Ayant projeté d’employer mes dix minutes à reconnaître le vieux soulier, je descendais une allée dont la rosée vespérale mouillait déjà l’herbe haute. L’avant-garde de la nuit commençait d’investir les sous-bois. On entendait s’espacer le chant des passereaux. Je crois qu’il était six heures et demie. Le taureau mugit. En bordant la pâture, j’y comptai seulement quatre animaux : Pasiphaé n’y promenait plus le demi-deuil de sa robe pie. Mais cela n’était d’aucun intérêt.
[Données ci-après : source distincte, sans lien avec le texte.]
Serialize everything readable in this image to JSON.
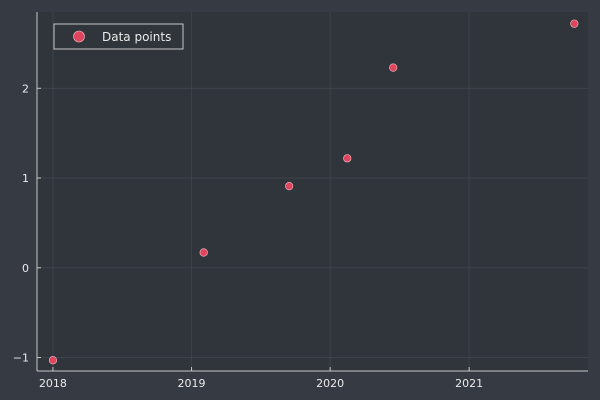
{
  "colors": {
    "background": "#363a42",
    "plot_background": "#30343b",
    "grid": "#41454d",
    "axis": "#c8c8c8",
    "text": "#eaeaea",
    "marker": "#e0455e",
    "marker_edge": "#f3c0c8"
  },
  "chart_data": {
    "type": "scatter",
    "title": "",
    "xlabel": "",
    "ylabel": "",
    "x_axis_type": "date",
    "grid": true,
    "legend_position": "top-left",
    "xlim": [
      "2017-11-20",
      "2021-11-10"
    ],
    "ylim": [
      -1.15,
      2.85
    ],
    "x_ticks": [
      "2018-01-01",
      "2019-01-01",
      "2020-01-01",
      "2021-01-01"
    ],
    "x_tick_labels": [
      "2018",
      "2019",
      "2020",
      "2021"
    ],
    "y_ticks": [
      -1,
      0,
      1,
      2
    ],
    "y_tick_labels": [
      "−1",
      "0",
      "1",
      "2"
    ],
    "series": [
      {
        "name": "Data points",
        "x": [
          "2018-01-01",
          "2019-02-02",
          "2019-09-15",
          "2020-02-15",
          "2020-06-15",
          "2021-10-05"
        ],
        "y": [
          -1.03,
          0.17,
          0.91,
          1.22,
          2.23,
          2.72
        ]
      }
    ]
  }
}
Je marchais délibérément lorsqu’une chamaillerie de coups de sifflets mêlés de petits cris, une touffe de piaulements aigus, si j’ose écrire, m’arrêta.

L’herbe ondulait.

J’approchai sans bruit, le cou tendu.

Il y avait là un duel, un de ces combats innombrables qui font de chaque ornière un abîme d’iniquités, une lutte criminelle où l’un des adversaires est condamné à périr afin que l’autre s’en repaisse : le duel d’un petit oiseau et d’un serpent.

Le serpent était une vipère assez imposante dont le crâne en triangle se marquait d’un large stigmate blanc, de même figure.